最初の歌の仕事は、東京近郊の町で行われたミニ歌謡ショーで、1日に2度のステージが組まれていた。主催者に事情を話して、1ステージで歌う曲を5曲に減らしてもらったが、それでも、1日に合計10曲も歌わなくてはならない。それだけ多くの曲を、彼女はどうやって歌ったのだろうか?
「柔らかい裏声を使って切り抜けました。何10年もやっているんで、そのくらいのテクニックはあります。ただ、いつもとは違う歌い方になるので、司会者の方にお願いして、前もってお客さんに、私が甲状腺がんの手術を受けたばかりで『お聞き苦しい点があるかもしれません』と言ってもらったんです。

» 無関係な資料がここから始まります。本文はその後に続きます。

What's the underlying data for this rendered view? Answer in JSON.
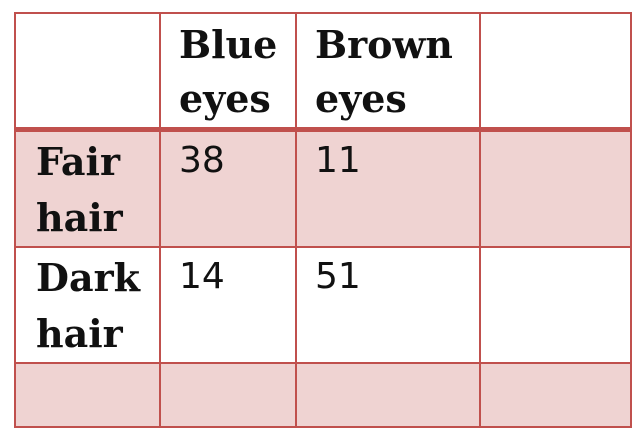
{
  "table": {
    "columns": [
      "",
      "Blue\neyes",
      "Brown\neyes",
      ""
    ],
    "header_lines": [
      [],
      [
        "Blue",
        "eyes"
      ],
      [
        "Brown",
        "eyes"
      ],
      []
    ],
    "rows": [
      {
        "header_lines": [
          "Fair",
          "hair"
        ],
        "cells": [
          "38",
          "11",
          ""
        ]
      },
      {
        "header_lines": [
          "Dark",
          "hair"
        ],
        "cells": [
          "14",
          "51",
          ""
        ]
      },
      {
        "header_lines": [],
        "cells": [
          "",
          "",
          ""
        ]
      }
    ],
    "colors": {
      "border": "#c0504d",
      "band_fill": "#efd3d2",
      "plain_fill": "#ffffff"
    }
  }
}
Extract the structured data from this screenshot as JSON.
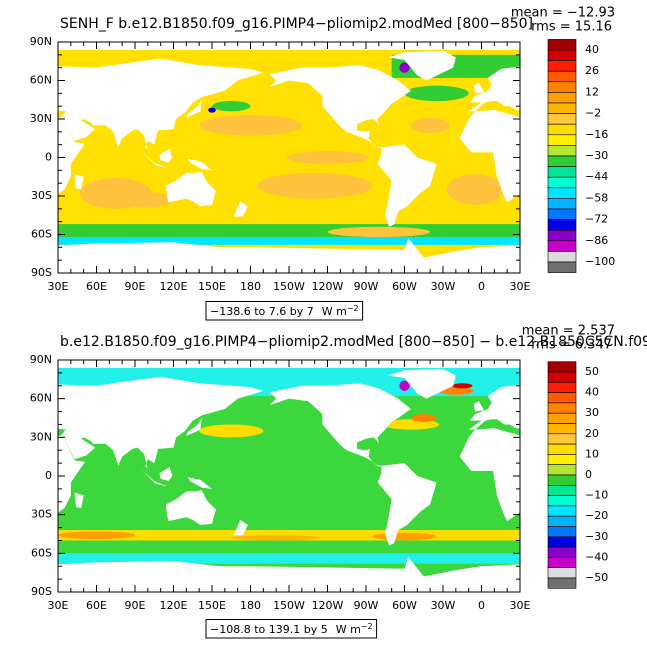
{
  "panels": [
    {
      "title": "SENH_F b.e12.B1850.f09_g16.PIMP4−pliomip2.modMed [800−850]",
      "mean": "mean = −12.93",
      "rms": "rms = 15.16",
      "lat_labels": [
        "90N",
        "60N",
        "30N",
        "0",
        "30S",
        "60S",
        "90S"
      ],
      "lon_labels": [
        "30E",
        "60E",
        "90E",
        "120E",
        "150E",
        "180",
        "150W",
        "120W",
        "90W",
        "60W",
        "30W",
        "0",
        "30E"
      ],
      "colorbar_labels": [
        "40",
        "26",
        "12",
        "−2",
        "−16",
        "−30",
        "−44",
        "−58",
        "−72",
        "−86",
        "−100"
      ],
      "range_note": "−138.6 to 7.6 by 7",
      "units": "W m",
      "units_exp": "−2"
    },
    {
      "title": "b.e12.B1850.f09_g16.PIMP4−pliomip2.modMed [800−850] − b.e12.B1850C5CN.f09",
      "mean": "mean = 2.537",
      "rms": "rms = 6.347",
      "lat_labels": [
        "90N",
        "60N",
        "30N",
        "0",
        "30S",
        "60S",
        "90S"
      ],
      "lon_labels": [
        "30E",
        "60E",
        "90E",
        "120E",
        "150E",
        "180",
        "150W",
        "120W",
        "90W",
        "60W",
        "30W",
        "0",
        "30E"
      ],
      "colorbar_labels": [
        "50",
        "40",
        "30",
        "20",
        "10",
        "0",
        "−10",
        "−20",
        "−30",
        "−40",
        "−50"
      ],
      "range_note": "−108.8 to 139.1 by 5",
      "units": "W m",
      "units_exp": "−2"
    }
  ]
}
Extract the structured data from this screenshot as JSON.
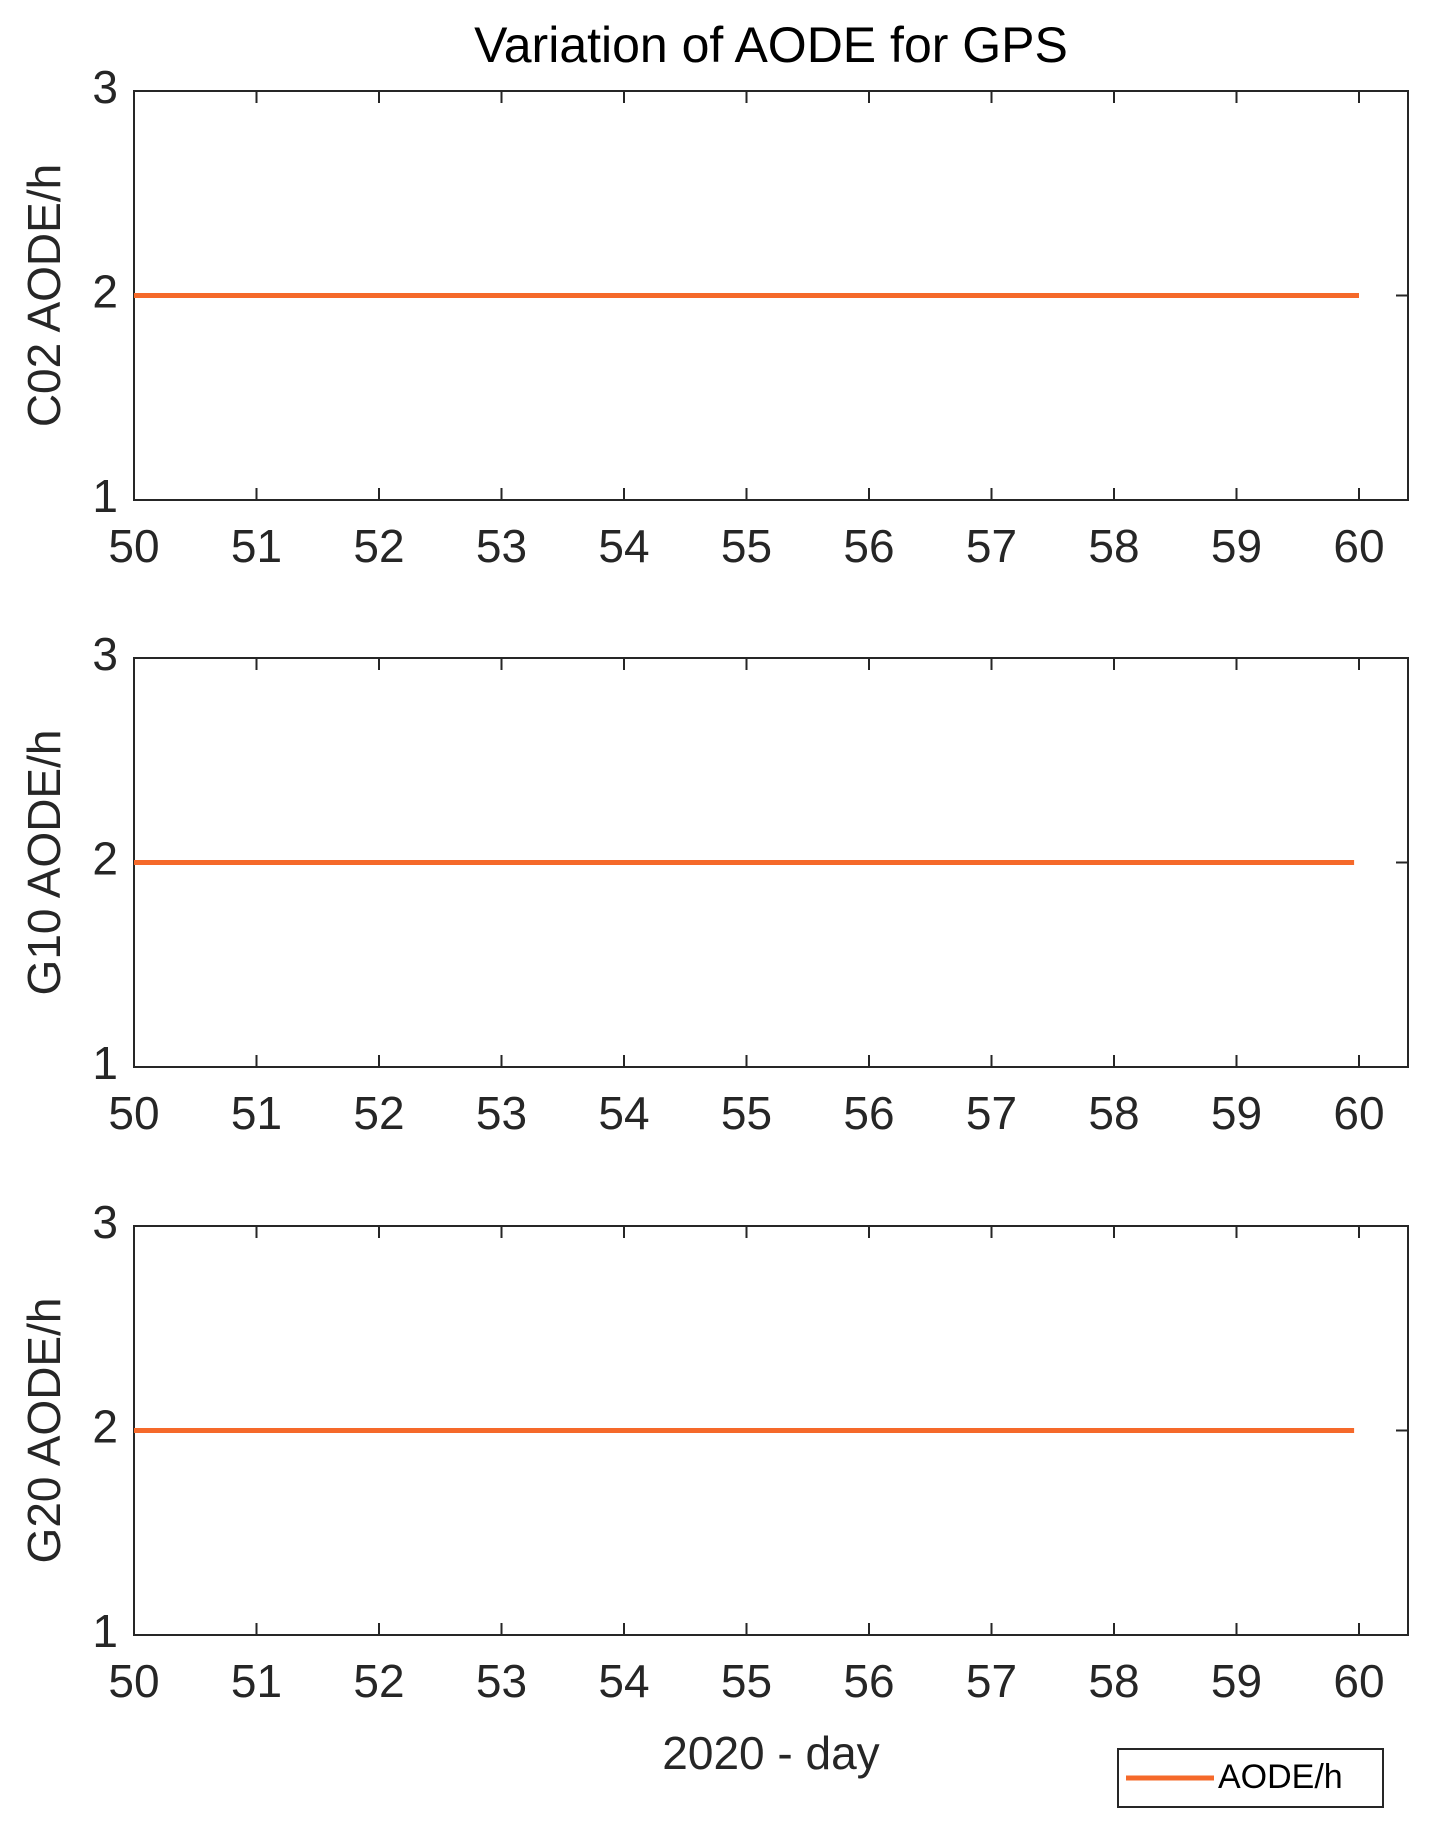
{
  "chart_data": [
    {
      "type": "line",
      "title": "Variation of AODE for GPS",
      "ylabel": "C02 AODE/h",
      "x": [
        50,
        60
      ],
      "series": [
        {
          "color": "#f5692a",
          "values": [
            2,
            2
          ]
        }
      ],
      "xlim": [
        50,
        60.4
      ],
      "xticks": [
        50,
        51,
        52,
        53,
        54,
        55,
        56,
        57,
        58,
        59,
        60
      ],
      "ylim": [
        1,
        3
      ],
      "yticks": [
        1,
        2,
        3
      ]
    },
    {
      "type": "line",
      "ylabel": "G10 AODE/h",
      "x": [
        50,
        59.96
      ],
      "series": [
        {
          "color": "#f5692a",
          "values": [
            2,
            2
          ]
        }
      ],
      "xlim": [
        50,
        60.4
      ],
      "xticks": [
        50,
        51,
        52,
        53,
        54,
        55,
        56,
        57,
        58,
        59,
        60
      ],
      "ylim": [
        1,
        3
      ],
      "yticks": [
        1,
        2,
        3
      ]
    },
    {
      "type": "line",
      "ylabel": "G20 AODE/h",
      "xlabel": "2020 - day",
      "x": [
        50,
        59.96
      ],
      "series": [
        {
          "name": "AODE/h",
          "color": "#f5692a",
          "values": [
            2,
            2
          ]
        }
      ],
      "xlim": [
        50,
        60.4
      ],
      "xticks": [
        50,
        51,
        52,
        53,
        54,
        55,
        56,
        57,
        58,
        59,
        60
      ],
      "ylim": [
        1,
        3
      ],
      "yticks": [
        1,
        2,
        3
      ]
    }
  ]
}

みなさんも、それで私の声の状態がよくないことを知ったので、違和感なく聞いてくださって、1曲ごとに温かい拍手をいただきました」
裏技を使って2度のステージを乗り切ってしまったのは、歌唱力の人=仁支川峰子の底力というしかない。
歌える幸せが身にしみた

これで自信を深めた彼女はその後も歌い続けた。最近では、声も元の状態に戻ってきたという。
興味深いのは、手術の傷口を隠すようなことはせず、これまで着てきた衣装で仕事をこなしていることだ。
「むしろ、お客さんや世間の人たちにもこの傷を見せて、『みなさんも甲状腺がんに気をつけて』と呼びかけたいですね。男の人ではないですが、手術でできたこの傷は、私の人生の勲章だと思っているんです。人生は山もあれば、谷もある。私の人生にもいろいろなことがありましたが、がんになったんだから、今度はきっといいことが待っている、傷はそのしるしだと。あと、がんになってプラスのこともあるんですよ。これからは病院で定期的に検査を受けないといけないので、大きな病気を見逃すことはもうないでしょう。それに今回、のどの手術を経験したことで、声の大切さ、歌えることの幸せも身にしみてわかりましたから。芸にいっそう精進したい、そう思います」
がんは人の命を奪うこともあるが、人生をより豊かにすることもある。仁支川峰子さんの場合は、明らかに後者だったようだ。